Cardiac myocyte β3-adrenergic receptors prevent myocardial fibrosis by modulating oxidant stress-dependent paracrine signaling.

AIMS

Human and mouse cardiac beta3-adrenergic receptors (beta3AR) exert antipathetic effects to those of beta1-2AR stimulation. We examined their role in modulating myocardial remodelling, particularly fibrosis in response to haemodynamic stress.

METHODS AND RESULTS

Mice with cardiac myocyte-specific expression of beta3AR (ADRB3-tg) or tamoxifen-inducible homozygous deletion (c-Adrb3-ko, with loxP-targeted Adrb3) were submitted to transaortic constriction. A superfusion assay was used for proteomic analysis of paracrine mediators between beta3AR-expressing cardiac myocytes and cardiac fibroblasts cultured separately. We show that cardiac beta3AR attenuate myocardial fibrosis in response to haemodynamic stress. Interstitial fibrosis and collagen content were reduced in ADRB3-tg, but augmented in c-Adrb3-ko. ADRB3 and collagen (COL1A1) expression were also inversely related in ventricular biopsies of patients with valve disease.

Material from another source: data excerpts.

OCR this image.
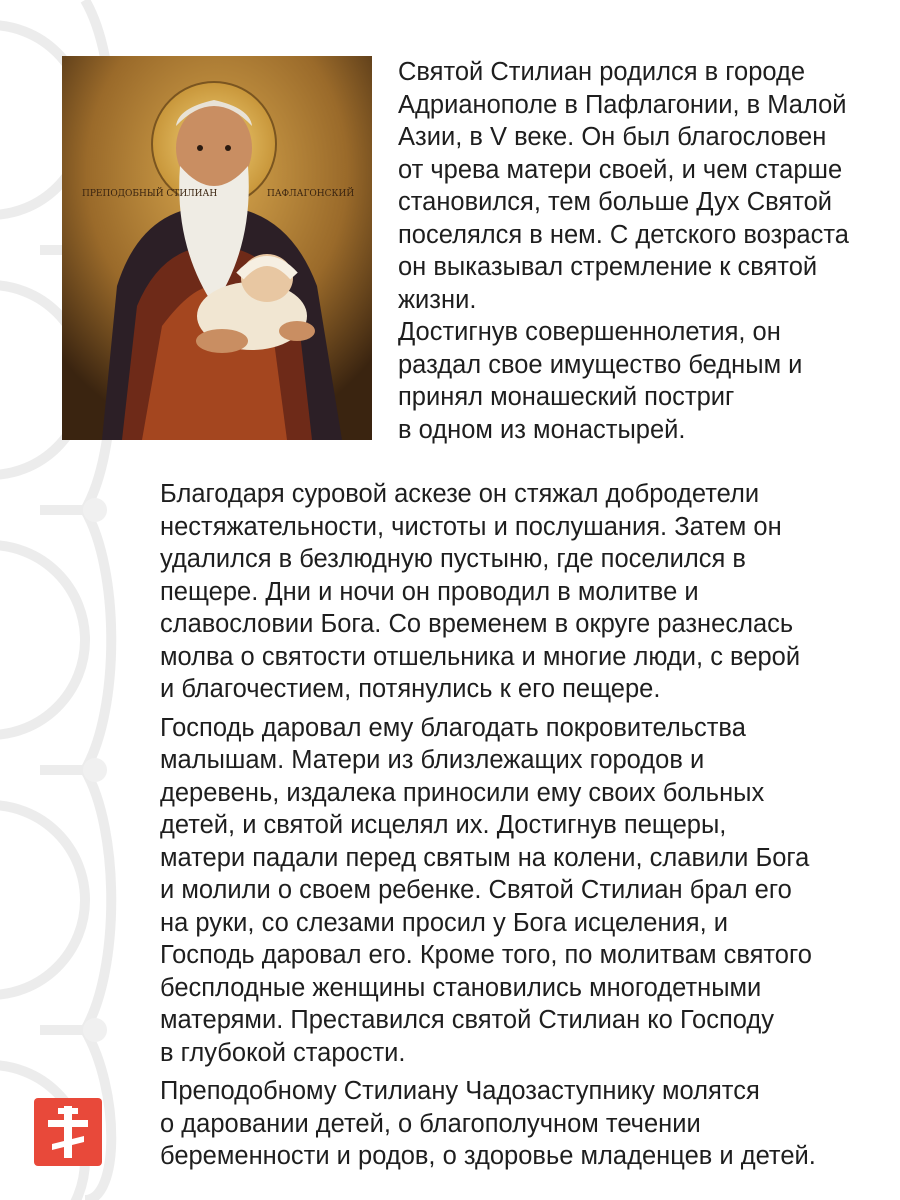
ПРЕПОДОБНЫЙ СТИЛИАН	ПАФЛАГОНСКИЙ

Святой Стилиан родился в городе
Адрианополе в Пафлагонии, в Малой
Азии, в V веке. Он был благословен
от чрева матери своей, и чем старше
становился, тем больше Дух Святой
поселялся в нем. С детского возраста
он выказывал стремление к святой
жизни.

Достигнув совершеннолетия, он
раздал свое имущество бедным и
принял монашеский постриг
в одном из монастырей.

Благодаря суровой аскезе он стяжал добродетели
нестяжательности, чистоты и послушания. Затем он
удалился в безлюдную пустыню, где поселился в
пещере. Дни и ночи он проводил в молитве и
славословии Бога. Со временем в округе разнеслась
молва о святости отшельника и многие люди, с верой
и благочестием, потянулись к его пещере.

Господь даровал ему благодать покровительства
малышам. Матери из близлежащих городов и
деревень, издалека приносили ему своих больных
детей, и святой исцелял их. Достигнув пещеры,
матери падали перед святым на колени, славили Бога
и молили о своем ребенке. Святой Стилиан брал его
на руки, со слезами просил у Бога исцеления, и
Господь даровал его. Кроме того, по молитвам святого
бесплодные женщины становились многодетными
матерями. Преставился святой Стилиан ко Господу
в глубокой старости.

Преподобному Стилиану Чадозаступнику молятся
о даровании детей, о благополучном течении
беременности и родов, о здоровье младенцев и детей.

Incubation of cardiac fibroblasts with media conditioned by hypertrophic myocytes induced fibroblast proliferation, myo-differentiation, and collagen production. These effects were abrogated upon ADRB3 expression in myocytes. Comparative shotgun proteomic analysis of the myocyte secretomes revealed a number of factors differentially regulated by beta3AR, among which connective tissue growth factor [CTGF (CCN2)] was prominently reduced. CTGF was similarly reduced in stressed hearts from ADRB3-tg, but increased in hearts from c-Adrb3-ko mice. CTGF expression was mediated by reactive oxygen species production which was reduced by ADRB3 expression in vitro and in vivo. This antioxidant and anti-fibrotic effect involved beta3AR coupling to the neuronal isoform of nitric oxide synthase (nNOS) in cardiac myocytes, as both were abrogated upon nNOS inhibition or Nos1 homozygous deletion.

CONCLUSION

Cardiac beta3AR protect from fibrosis in response to haemodynamic stress by modulating nitric oxide and oxidant stress-dependent paracrine signaling to fibroblasts. Specific agonism at beta3AR may offer a new therapeutic modality to prevent cardiac fibrosis.